La Corte territoriale ha fatto corretta applicazione di tali principi di diritto.

Nel giudizio instaurato nei confronti della P.A. per l’accertamento della responsabilità per lesione degli interessi legittimi pretensivi, infatti, occorre procedere all’autonoma verifica della ricorrenza degli elementi costitutivi della fattispecie risarcitoria azionata e, segnatamente, all’accertamento, in concreto ed “ex ante”, della colpa della P.A.. Nella specie, nella sentenza impugnata, si è negato il diritto al risarcimento del danno in capo al Comune, per il diniego di maggiore volumetria nella concessione edilizia, avendo i giudici di merito escluso, con motivazione non illogica e plausibile, l’illiceità dei diniego amministrativo.
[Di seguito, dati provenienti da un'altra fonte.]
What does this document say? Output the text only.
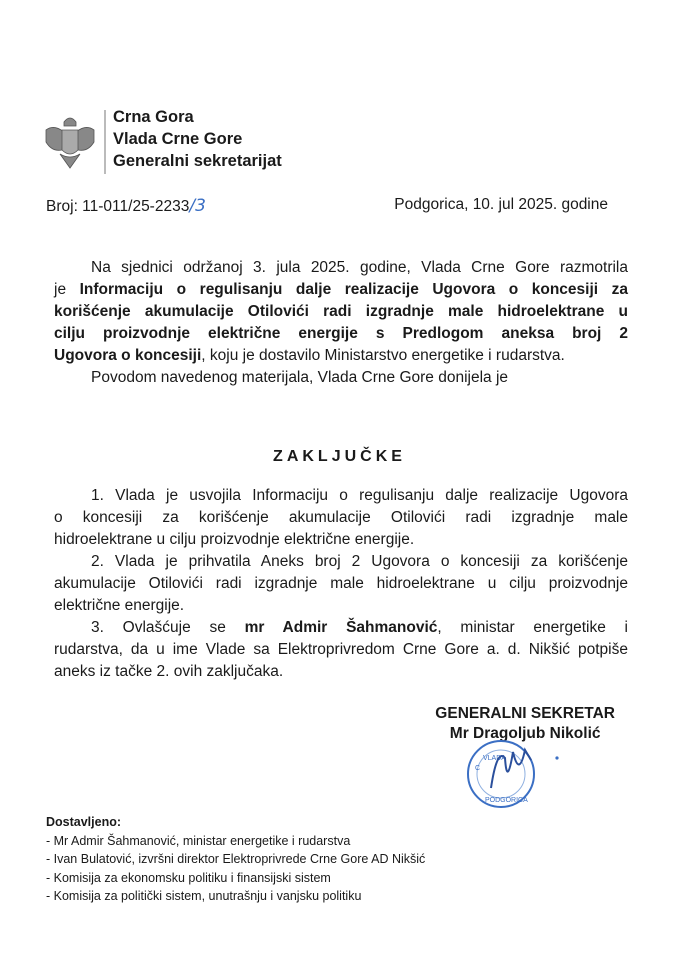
Crna Gora
Vlada Crne Gore
Generalni sekretarijat
Broj: 11-011/25-2233/3	Podgorica, 10. jul 2025. godine
Na sjednici održanoj 3. jula 2025. godine, Vlada Crne Gore razmotrila
je Informaciju o regulisanju dalje realizacije Ugovora o koncesiji za
korišćenje akumulacije Otilovići radi izgradnje male hidroelektrane u
cilju proizvodnje električne energije s Predlogom aneksa broj 2
Ugovora o koncesiji, koju je dostavilo Ministarstvo energetike i rudarstva.
Povodom navedenog materijala, Vlada Crne Gore donijela je
ZAKLJUČKE
1. Vlada je usvojila Informaciju o regulisanju dalje realizacije Ugovora
o koncesiji za korišćenje akumulacije Otilovići radi izgradnje male
hidroelektrane u cilju proizvodnje električne energije.
2. Vlada je prihvatila Aneks broj 2 Ugovora o koncesiji za korišćenje
akumulacije Otilovići radi izgradnje male hidroelektrane u cilju proizvodnje
električne energije.
3. Ovlašćuje se mr Admir Šahmanović, ministar energetike i
rudarstva, da u ime Vlade sa Elektroprivredom Crne Gore a. d. Nikšić potpiše
aneks iz tačke 2. ovih zaključaka.
GENERALNI SEKRETAR
Mr Dragoljub Nikolić
C
VLADA
PODGORICA
Dostavljeno:
- Mr Admir Šahmanović, ministar energetike i rudarstva
- Ivan Bulatović, izvršni direktor Elektroprivrede Crne Gore AD Nikšić
- Komisija za ekonomsku politiku i finansijski sistem
- Komisija za politički sistem, unutrašnju i vanjsku politiku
I vizi motivazionali, formulati in relazione a tutti i motivi, sono inammissibili, alla luce della nuova formulazione dell’art. 360 c.p.c., n. 5, per mancata individuazione degli specifici fatti storici decisivi, oggetto di discussione tra le parti, non esaminati dalla Corte d’appello.

3. Per tutto quanto sopra esposto, va respinto il ricorso.

Le spese, liquidate come in dispositivo, seguono la soccombenza.

P.Q.M.

La Corte rigetta il ricorso; condanna il ricorrente al rimborso delle spese processuali del presente giudizio di legittimità, liquidate, ire favore del Comune controricorrente, in complessivi Euro 8.000,00, a titolo di compensi, oltre 200,00 per esborsi, rimborso forfetario spese generali nella misura del 15% ed accessori di legge.

Ai sensi del D.P.R. n. 115 del 2002, art. 13, comma 1 quater, dà atto della ricorrenza dei presupposti per il versamento da parte del ricorrente dell’importo a titolo di contributo unificato, pari a quello dovuto per il ricorso, a norma del comma 1 bis dello stesso art. 13.

Così deciso in Roma, il 20 settembre 2018.